El convenio de colaboración se firmará con el prestigioso Centro de Supercómputo de Barcelona. Básicamente, es como cuando te juntas con el estudiante más aplicado del salón para el trabajo en equipo, pero a escala geopolítica y tecnológica. Jorge Luis Pérez Hernández, el coordinador nacional de Infraestructura Digital</strong, se puso técnico y explicó que este Centro Mexicano de Supercómputo no será solo un adorno brillante. Servirá para cosas que suenan a película de ciencia ficción: crear modelos meteorológicos más certeros (adiós, sorpresas con la lluvia), procesar imágenes para optimizar la agricultura, analizar big data aduanero y hasta desarrollar modelos de lenguaje con inteligencia artificial. O sea, del campo al chatbot en un solo sistema.
Por qué tu laptop no da para más (y esta supercomputadora sí)
Pérez Hernández nos puso los pies en la tierra con una analogía que todos entendemos: “Con una computadora normal” –esa que usas para trabajar, ver Netflix y procrastinar– “estaríamos hasta el 2028 resolviendo problemas que ya tenemos el día de hoy”. Traducción: la cantidad de datos que generamos es tan bestia que necesitamos una herramienta a la altura. Para mitigar este burnout tecnológico nacional, la alianza con Barcelona permitirá empezar a resolver estos desafíos de manera casi inmediata.

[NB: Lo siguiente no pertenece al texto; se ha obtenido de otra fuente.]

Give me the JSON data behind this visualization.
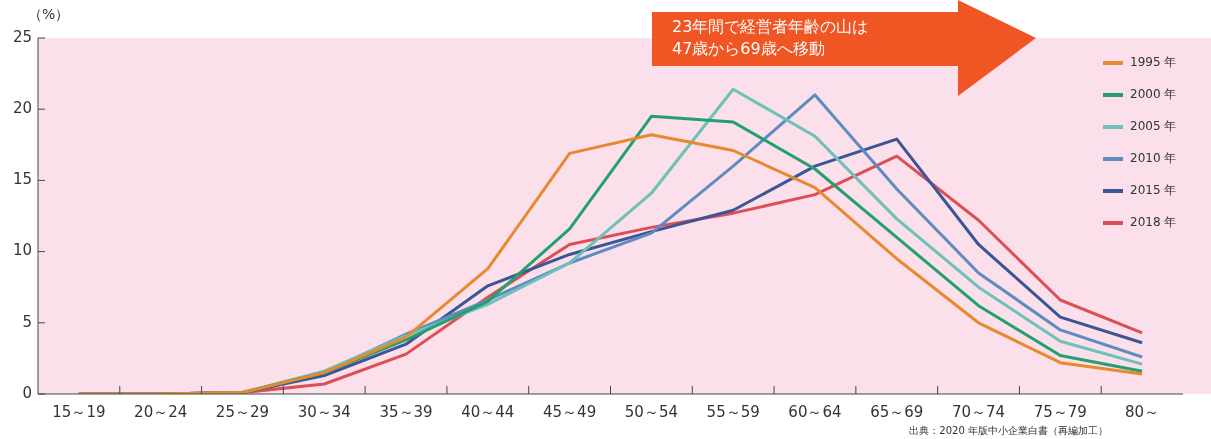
{
  "chart_data": {
    "type": "line",
    "ylabel": "（%）",
    "categories": [
      "15～19",
      "20～24",
      "25～29",
      "30～34",
      "35～39",
      "40～44",
      "45～49",
      "50～54",
      "55～59",
      "60～64",
      "65～69",
      "70～74",
      "75～79",
      "80～"
    ],
    "ylim": [
      0,
      25
    ],
    "yticks": [
      0,
      5,
      10,
      15,
      20,
      25
    ],
    "grid": false,
    "legend": "top right",
    "marker": "none",
    "line_style": "solid",
    "series": [
      {
        "name": "1995 年",
        "color": "#e8892f",
        "values": [
          0,
          0,
          0.1,
          1.5,
          4.0,
          8.8,
          16.9,
          18.2,
          17.1,
          14.5,
          9.5,
          5.0,
          2.2,
          1.4
        ]
      },
      {
        "name": "2000 年",
        "color": "#22a06f",
        "values": [
          0,
          0,
          0.1,
          1.5,
          3.8,
          6.5,
          11.6,
          19.5,
          19.1,
          15.8,
          11.0,
          6.2,
          2.7,
          1.6
        ]
      },
      {
        "name": "2005 年",
        "color": "#6cc1b8",
        "values": [
          0,
          0,
          0.1,
          1.6,
          4.1,
          6.3,
          9.2,
          14.1,
          21.4,
          18.1,
          12.3,
          7.5,
          3.7,
          2.1
        ]
      },
      {
        "name": "2010 年",
        "color": "#5f8cc0",
        "values": [
          0,
          0,
          0.1,
          1.5,
          4.2,
          6.6,
          9.2,
          11.3,
          16.0,
          21.0,
          14.4,
          8.5,
          4.5,
          2.6
        ]
      },
      {
        "name": "2015 年",
        "color": "#3b5597",
        "values": [
          0,
          0,
          0.1,
          1.3,
          3.5,
          7.6,
          9.8,
          11.4,
          12.9,
          16.0,
          17.9,
          10.5,
          5.4,
          3.6
        ]
      },
      {
        "name": "2018 年",
        "color": "#dc4f55",
        "values": [
          0,
          0,
          0.1,
          0.7,
          2.8,
          6.8,
          10.5,
          11.7,
          12.7,
          14.0,
          16.7,
          12.2,
          6.6,
          4.3
        ]
      }
    ],
    "annotations": [
      "23年間で経営者年齢の山は\n47歳から69歳へ移動",
      "出典：2020 年版中小企業白書（再編加工）"
    ]
  }
}
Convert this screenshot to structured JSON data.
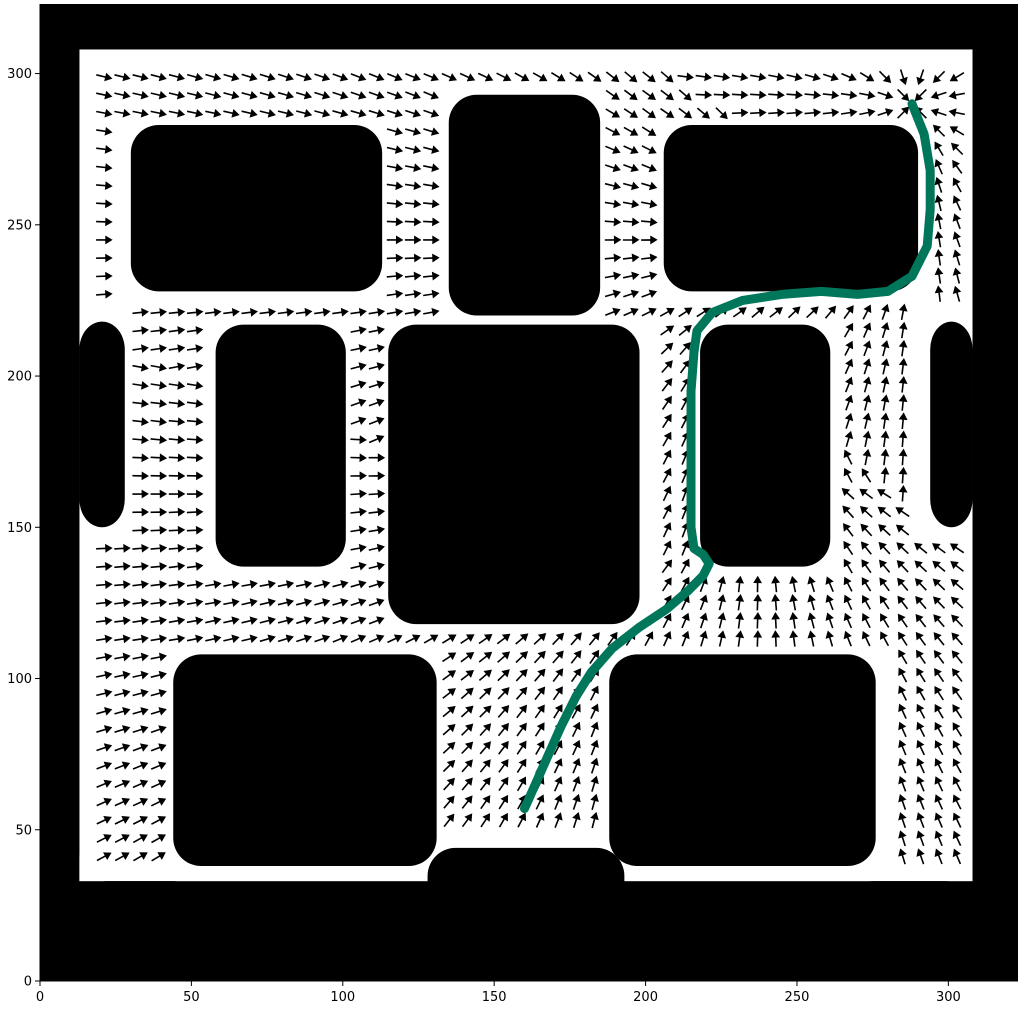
{
  "chart_data": {
    "type": "vector-field",
    "title": "",
    "xlabel": "",
    "ylabel": "",
    "xlim": [
      0,
      323
    ],
    "ylim": [
      0,
      323
    ],
    "xticks": [
      0,
      50,
      100,
      150,
      200,
      250,
      300
    ],
    "yticks": [
      0,
      50,
      100,
      150,
      200,
      250,
      300
    ],
    "grid": false,
    "legend": "none",
    "background_color": "#000000",
    "free_space_color": "#ffffff",
    "arrow_color": "#000000",
    "path_color": "#00775a",
    "free_space_regions": [
      [
        13,
        33,
        308,
        308
      ]
    ],
    "obstacles": [
      [
        0,
        0,
        13,
        33
      ],
      [
        0,
        33,
        13,
        323
      ],
      [
        308,
        0,
        323,
        323
      ],
      [
        0,
        308,
        323,
        323
      ],
      [
        13,
        33,
        53,
        12
      ],
      [
        128,
        33,
        193,
        12
      ],
      [
        266,
        33,
        308,
        12
      ],
      [
        13,
        150,
        28,
        218
      ],
      [
        294,
        150,
        308,
        218
      ],
      [
        30,
        228,
        113,
        283
      ],
      [
        135,
        220,
        185,
        293
      ],
      [
        206,
        228,
        290,
        283
      ],
      [
        58,
        137,
        101,
        217
      ],
      [
        115,
        118,
        198,
        217
      ],
      [
        218,
        137,
        261,
        217
      ],
      [
        44,
        38,
        131,
        108
      ],
      [
        188,
        38,
        276,
        108
      ],
      [
        128,
        12,
        193,
        44
      ]
    ],
    "path": [
      [
        160,
        57
      ],
      [
        164,
        66
      ],
      [
        168,
        75
      ],
      [
        172,
        84
      ],
      [
        177,
        94
      ],
      [
        182,
        102
      ],
      [
        189,
        110
      ],
      [
        198,
        117
      ],
      [
        207,
        123
      ],
      [
        214,
        129
      ],
      [
        219,
        134
      ],
      [
        221,
        138
      ],
      [
        219,
        141
      ],
      [
        216,
        143
      ],
      [
        215,
        150
      ],
      [
        215,
        165
      ],
      [
        215,
        180
      ],
      [
        215,
        195
      ],
      [
        216,
        208
      ],
      [
        217,
        215
      ],
      [
        222,
        221
      ],
      [
        232,
        225
      ],
      [
        245,
        227
      ],
      [
        258,
        228
      ],
      [
        270,
        227
      ],
      [
        280,
        228
      ],
      [
        288,
        233
      ],
      [
        293,
        243
      ],
      [
        294,
        255
      ],
      [
        294,
        268
      ],
      [
        292,
        280
      ],
      [
        288,
        290
      ]
    ],
    "field_goal": [
      288,
      290
    ]
  }
}
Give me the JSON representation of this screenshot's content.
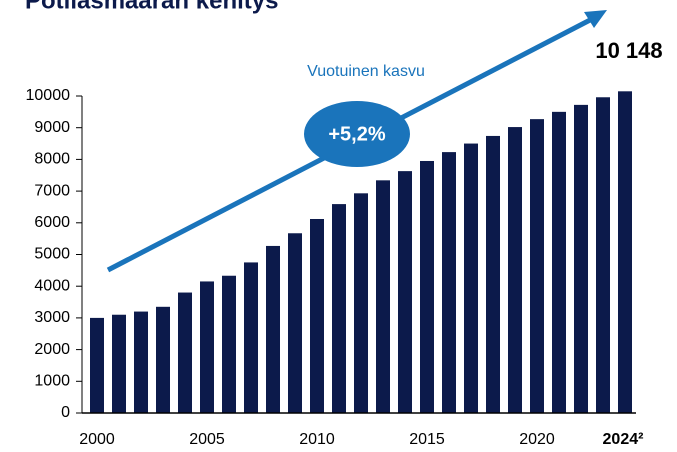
{
  "chart_data": {
    "type": "bar",
    "title": "Potilasmäärän kehitys",
    "categories": [
      "2000",
      null,
      null,
      null,
      null,
      "2005",
      null,
      null,
      null,
      null,
      "2010",
      null,
      null,
      null,
      null,
      "2015",
      null,
      null,
      null,
      null,
      "2020",
      null,
      null,
      null,
      "2024²"
    ],
    "values": [
      3000,
      3100,
      3200,
      3350,
      3800,
      4150,
      4330,
      4750,
      5270,
      5670,
      6120,
      6590,
      6930,
      7340,
      7630,
      7950,
      8230,
      8500,
      8740,
      9020,
      9270,
      9500,
      9720,
      9960,
      10148
    ],
    "value_labels": [
      null,
      null,
      null,
      null,
      null,
      null,
      null,
      null,
      null,
      null,
      null,
      null,
      null,
      null,
      null,
      null,
      null,
      null,
      null,
      null,
      null,
      null,
      null,
      null,
      "10 148"
    ],
    "color": "#0c1a4b",
    "ylim": [
      0,
      10000
    ],
    "yticks": [
      0,
      1000,
      2000,
      3000,
      4000,
      5000,
      6000,
      7000,
      8000,
      9000,
      10000
    ],
    "annotations": [
      "Vuotuinen kasvu",
      "+5,2%"
    ],
    "annotation_color": "#1a74bb"
  }
}
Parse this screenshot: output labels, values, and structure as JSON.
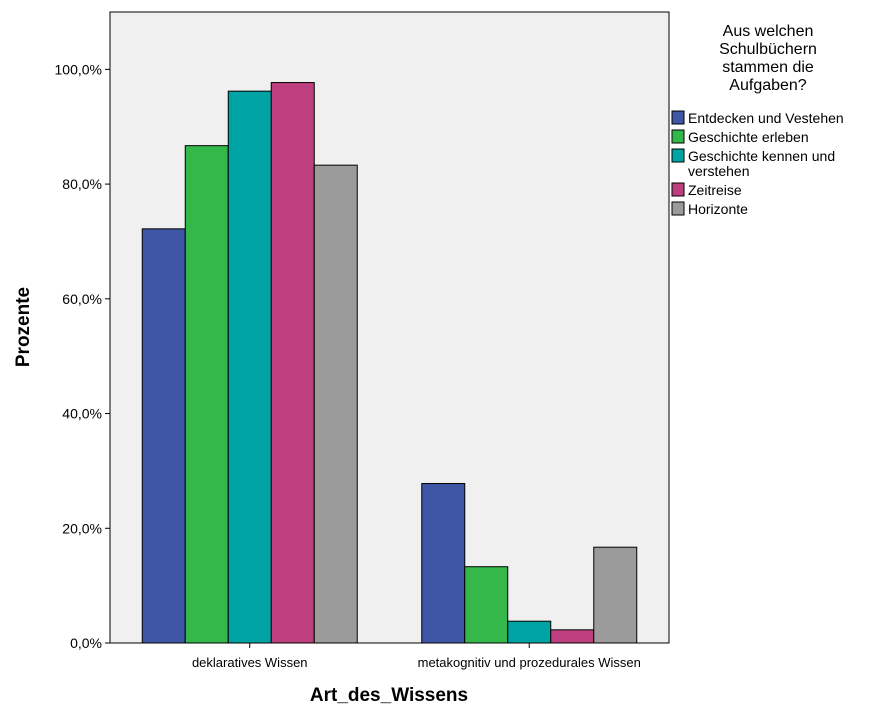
{
  "chart_data": {
    "type": "bar",
    "xlabel": "Art_des_Wissens",
    "ylabel": "Prozente",
    "ylim": [
      0,
      110
    ],
    "yticks": [
      0,
      20,
      40,
      60,
      80,
      100
    ],
    "ytick_labels": [
      "0,0%",
      "20,0%",
      "40,0%",
      "60,0%",
      "80,0%",
      "100,0%"
    ],
    "categories": [
      "deklaratives Wissen",
      "metakognitiv und prozedurales Wissen"
    ],
    "legend": {
      "title_lines": [
        "Aus  welchen",
        "Schulbüchern",
        "stammen die",
        "Aufgaben?"
      ],
      "position": "right"
    },
    "series": [
      {
        "name": "Entdecken und Vestehen",
        "label_lines": [
          "Entdecken und Vestehen"
        ],
        "color": "#3f56a6",
        "values": [
          72.2,
          27.8
        ]
      },
      {
        "name": "Geschichte erleben",
        "label_lines": [
          "Geschichte erleben"
        ],
        "color": "#34b84a",
        "values": [
          86.7,
          13.3
        ]
      },
      {
        "name": "Geschichte kennen und verstehen",
        "label_lines": [
          "Geschichte kennen und",
          "verstehen"
        ],
        "color": "#00a3a3",
        "values": [
          96.2,
          3.8
        ]
      },
      {
        "name": "Zeitreise",
        "label_lines": [
          "Zeitreise"
        ],
        "color": "#bd3f7e",
        "values": [
          97.7,
          2.3
        ]
      },
      {
        "name": "Horizonte",
        "label_lines": [
          "Horizonte"
        ],
        "color": "#9b9b9b",
        "values": [
          83.3,
          16.7
        ]
      }
    ],
    "plot_background": "#f0f0f0",
    "grid": false
  }
}
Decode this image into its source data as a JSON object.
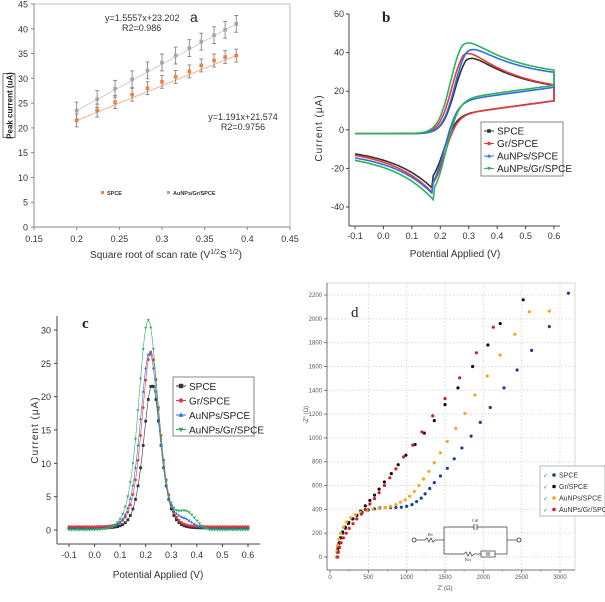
{
  "chart_data": [
    {
      "id": "a",
      "type": "scatter",
      "panel_label": "a",
      "xlabel": "Square root of scan rate (V1/2S-1/2)",
      "xlabel_main": "Square root of scan rate (V",
      "xlabel_sup1": "1/2",
      "xlabel_mid": "S",
      "xlabel_sup2": "-1/2",
      "xlabel_end": ")",
      "ylabel": "Peak current (uA)",
      "xlim": [
        0.15,
        0.45
      ],
      "ylim": [
        0,
        45
      ],
      "xticks": [
        "0.15",
        "0.2",
        "0.25",
        "0.3",
        "0.35",
        "0.4",
        "0.45"
      ],
      "yticks": [
        "0",
        "5",
        "10",
        "15",
        "20",
        "25",
        "30",
        "35",
        "40",
        "45"
      ],
      "x": [
        0.2,
        0.224,
        0.245,
        0.265,
        0.283,
        0.3,
        0.316,
        0.332,
        0.346,
        0.361,
        0.374,
        0.387
      ],
      "series": [
        {
          "name": "SPCE",
          "color": "#f07f3c",
          "values": [
            21.5,
            23.5,
            25.2,
            26.7,
            28.0,
            29.3,
            30.3,
            31.4,
            32.6,
            33.6,
            34.3,
            34.6
          ],
          "error": 1.3
        },
        {
          "name": "AuNPs/Gr/SPCE",
          "color": "#a6a6a6",
          "values": [
            23.5,
            25.8,
            27.9,
            29.8,
            31.6,
            33.2,
            34.6,
            36.1,
            37.4,
            38.7,
            39.8,
            41.0
          ],
          "error": 1.7
        }
      ],
      "annotations": [
        {
          "text1": "y=1.5557x+23.202",
          "text2": "R2=0.986"
        },
        {
          "text1": "y=1.191x+21.574",
          "text2": "R2=0.9756"
        }
      ],
      "legend": "bottom-center",
      "grid": false
    },
    {
      "id": "b",
      "type": "line",
      "panel_label": "b",
      "xlabel": "Potential Applied (V)",
      "ylabel": "Current (μA)",
      "xlim": [
        -0.1,
        0.6
      ],
      "ylim": [
        -50,
        60
      ],
      "xticks": [
        "-0.1",
        "0.0",
        "0.1",
        "0.2",
        "0.3",
        "0.4",
        "0.5",
        "0.6"
      ],
      "yticks": [
        "-40",
        "-20",
        "0",
        "20",
        "40",
        "60"
      ],
      "series": [
        {
          "name": "SPCE",
          "color": "#333333",
          "marker": "square",
          "anodic_peak": [
            0.29,
            42
          ],
          "cathodic_peak": [
            0.17,
            -30
          ],
          "end_forward": 20,
          "start_reverse": -9
        },
        {
          "name": "Gr/SPCE",
          "color": "#e8383d",
          "marker": "circle",
          "anodic_peak": [
            0.28,
            45
          ],
          "cathodic_peak": [
            0.175,
            -33
          ],
          "end_forward": 20,
          "start_reverse": -9.5
        },
        {
          "name": "AuNPs/SPCE",
          "color": "#2f6fdc",
          "marker": "triangle-up",
          "anodic_peak": [
            0.29,
            46.5
          ],
          "cathodic_peak": [
            0.175,
            -33.5
          ],
          "end_forward": 27,
          "start_reverse": -11
        },
        {
          "name": "AuNPs/Gr/SPCE",
          "color": "#2fb05a",
          "marker": "triangle-down",
          "anodic_peak": [
            0.275,
            50.5
          ],
          "cathodic_peak": [
            0.18,
            -37
          ],
          "end_forward": 28,
          "start_reverse": -12
        }
      ],
      "legend": "center-right",
      "grid": false
    },
    {
      "id": "c",
      "type": "line",
      "panel_label": "c",
      "xlabel": "Potential Applied (V)",
      "ylabel": "Current (μA)",
      "xlim": [
        -0.15,
        0.65
      ],
      "ylim": [
        -2,
        32
      ],
      "xticks": [
        "-0.1",
        "0.0",
        "0.1",
        "0.2",
        "0.3",
        "0.4",
        "0.5",
        "0.6"
      ],
      "yticks": [
        "0",
        "5",
        "10",
        "15",
        "20",
        "25",
        "30"
      ],
      "series": [
        {
          "name": "SPCE",
          "color": "#333333",
          "marker": "square",
          "peak_x": 0.225,
          "peak": 21.5,
          "baseline": 0.3
        },
        {
          "name": "Gr/SPCE",
          "color": "#e8383d",
          "marker": "circle",
          "peak_x": 0.22,
          "peak": 26.2,
          "baseline": 0.5
        },
        {
          "name": "AuNPs/SPCE",
          "color": "#2f6fdc",
          "marker": "triangle-up",
          "peak_x": 0.215,
          "peak": 26.4,
          "baseline": 0.2
        },
        {
          "name": "AuNPs/Gr/SPCE",
          "color": "#2fb05a",
          "marker": "triangle-down",
          "peak_x": 0.21,
          "peak": 31.5,
          "baseline": 0.0
        }
      ],
      "legend": "top-right",
      "grid": false
    },
    {
      "id": "d",
      "type": "scatter",
      "panel_label": "d",
      "xlabel": "Z' (Ω)",
      "ylabel": "-Z'' (Ω)",
      "xlim": [
        -100,
        3250
      ],
      "ylim": [
        -150,
        2300
      ],
      "xticks": [
        "0",
        "500",
        "1000",
        "1500",
        "2000",
        "2500",
        "3000"
      ],
      "yticks": [
        "0",
        "200",
        "400",
        "600",
        "800",
        "1000",
        "1200",
        "1400",
        "1600",
        "1800",
        "2000",
        "2200"
      ],
      "series": [
        {
          "name": "SPCE",
          "color": "#1f3f8f",
          "points": [
            [
              90,
              0
            ],
            [
              95,
              40
            ],
            [
              105,
              80
            ],
            [
              120,
              120
            ],
            [
              140,
              160
            ],
            [
              165,
              200
            ],
            [
              200,
              240
            ],
            [
              240,
              280
            ],
            [
              290,
              320
            ],
            [
              350,
              350
            ],
            [
              420,
              375
            ],
            [
              500,
              395
            ],
            [
              580,
              405
            ],
            [
              650,
              412
            ],
            [
              720,
              415
            ],
            [
              790,
              415
            ],
            [
              860,
              416
            ],
            [
              930,
              418
            ],
            [
              1000,
              425
            ],
            [
              1070,
              440
            ],
            [
              1130,
              465
            ],
            [
              1190,
              495
            ],
            [
              1240,
              530
            ],
            [
              1300,
              575
            ],
            [
              1360,
              625
            ],
            [
              1440,
              680
            ],
            [
              1530,
              745
            ],
            [
              1620,
              825
            ],
            [
              1720,
              915
            ],
            [
              1840,
              1015
            ],
            [
              1960,
              1130
            ],
            [
              2090,
              1255
            ],
            [
              2270,
              1420
            ],
            [
              2440,
              1570
            ],
            [
              2630,
              1735
            ],
            [
              2860,
              1935
            ],
            [
              3110,
              2215
            ]
          ]
        },
        {
          "name": "Gr/SPCE",
          "color": "#111111",
          "points": [
            [
              90,
              0
            ],
            [
              100,
              60
            ],
            [
              115,
              110
            ],
            [
              135,
              160
            ],
            [
              165,
              210
            ],
            [
              200,
              250
            ],
            [
              245,
              290
            ],
            [
              300,
              320
            ],
            [
              350,
              350
            ],
            [
              400,
              385
            ],
            [
              460,
              430
            ],
            [
              520,
              475
            ],
            [
              580,
              520
            ],
            [
              640,
              570
            ],
            [
              710,
              630
            ],
            [
              800,
              700
            ],
            [
              890,
              775
            ],
            [
              990,
              855
            ],
            [
              1110,
              945
            ],
            [
              1230,
              1040
            ],
            [
              1360,
              1145
            ],
            [
              1500,
              1280
            ],
            [
              1670,
              1420
            ],
            [
              1860,
              1600
            ],
            [
              2060,
              1780
            ],
            [
              2220,
              1960
            ],
            [
              2520,
              2160
            ]
          ]
        },
        {
          "name": "AuNPs/SPCE",
          "color": "#f4a81d",
          "points": [
            [
              85,
              0
            ],
            [
              90,
              50
            ],
            [
              100,
              100
            ],
            [
              115,
              150
            ],
            [
              140,
              200
            ],
            [
              175,
              250
            ],
            [
              215,
              295
            ],
            [
              270,
              330
            ],
            [
              330,
              355
            ],
            [
              400,
              375
            ],
            [
              480,
              390
            ],
            [
              560,
              400
            ],
            [
              640,
              408
            ],
            [
              720,
              415
            ],
            [
              790,
              425
            ],
            [
              860,
              440
            ],
            [
              920,
              460
            ],
            [
              980,
              480
            ],
            [
              1040,
              510
            ],
            [
              1100,
              550
            ],
            [
              1160,
              600
            ],
            [
              1220,
              655
            ],
            [
              1290,
              720
            ],
            [
              1360,
              790
            ],
            [
              1440,
              875
            ],
            [
              1530,
              970
            ],
            [
              1640,
              1080
            ],
            [
              1760,
              1205
            ],
            [
              1890,
              1360
            ],
            [
              2050,
              1520
            ],
            [
              2220,
              1695
            ],
            [
              2410,
              1870
            ],
            [
              2600,
              2060
            ],
            [
              2860,
              2065
            ]
          ]
        },
        {
          "name": "AuNPs/Gr/SPCE",
          "color": "#d11f24",
          "points": [
            [
              100,
              0
            ],
            [
              110,
              40
            ],
            [
              125,
              80
            ],
            [
              145,
              120
            ],
            [
              175,
              160
            ],
            [
              210,
              200
            ],
            [
              250,
              240
            ],
            [
              300,
              280
            ],
            [
              350,
              320
            ],
            [
              410,
              360
            ],
            [
              460,
              400
            ],
            [
              520,
              445
            ],
            [
              580,
              490
            ],
            [
              640,
              540
            ],
            [
              710,
              600
            ],
            [
              780,
              665
            ],
            [
              860,
              740
            ],
            [
              960,
              840
            ],
            [
              1080,
              940
            ],
            [
              1200,
              1050
            ],
            [
              1340,
              1185
            ],
            [
              1500,
              1330
            ],
            [
              1690,
              1505
            ],
            [
              1910,
              1715
            ],
            [
              2130,
              1930
            ]
          ]
        }
      ],
      "inset": {
        "Rs": "Rs",
        "Cdl": "Cdl",
        "Rct": "Rct",
        "W": "W"
      },
      "legend": "center-right",
      "grid": true
    }
  ]
}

Lo más interesante, y que suena a un guiño de soberanía tecnológica, es que los datos estarán bajo el resguardo del gobierno mexicano y de los investigadores locales. “Los datos no estarían en control de nadie más”, aclaró. En este proyecto de cómputo de alto rendimiento participarán cerebros del CECIHTI del Instituto Politécnico Nacional y de la Agencia de Transformación Digital. Básicamente, los mejores nerds de la casa.
Un centro público para problemas (y soluciones) de todos
Sheinbaum recalcó que este es un centro público, un detalle no menor en una era donde lo privado suele llevar la delantera. “La supercomputadora es muy importante que sea pública”, sentenció. Mientras construyen el Centro de Supercómputo Mexicano aquí, investigadores nacionales tendrán un all-access pass a las instalaciones de Barcelona para capacitarse. Uno de los focos principales será el clima y la meteorología, porque con el cambio climático, mejor estar preparados.
José Antonio Peña Merino, titular de la Agencia de Transformación Digital y Telecomunicaciones, confirmó que el centro iniciará operaciones en enero del próximo año. La próxima semana se darán todos los detalles de la creación de esta bestia tecnológica. Dijo que el programa de supercómputo mexicano permitirá resolver problemas públicos y privados que requieren una capacidad de cálculo “pues muy, muy elevada”.
Mateo Valero Cortés, director del Barcelona Supercomputing Centre (BSC), soltó la frase del día: “Hace unos años se decía que el país que no computa no compite… Ahora hay una cosa mucho más fuerte: el país que tenga el cálculo, computadores y datos propios, podrá hacer cosas que de otra manera, se las harán y no será soberano”. Vaya, que si no tienes tu propio hardware y software, te conviertes en un simple usuario en tu propia tierra. El objetivo final, según él, es usar toda esta potencia para “hacer un mundo mejor”. Algo que, en medio del caos de nuestras timelines, se agradece.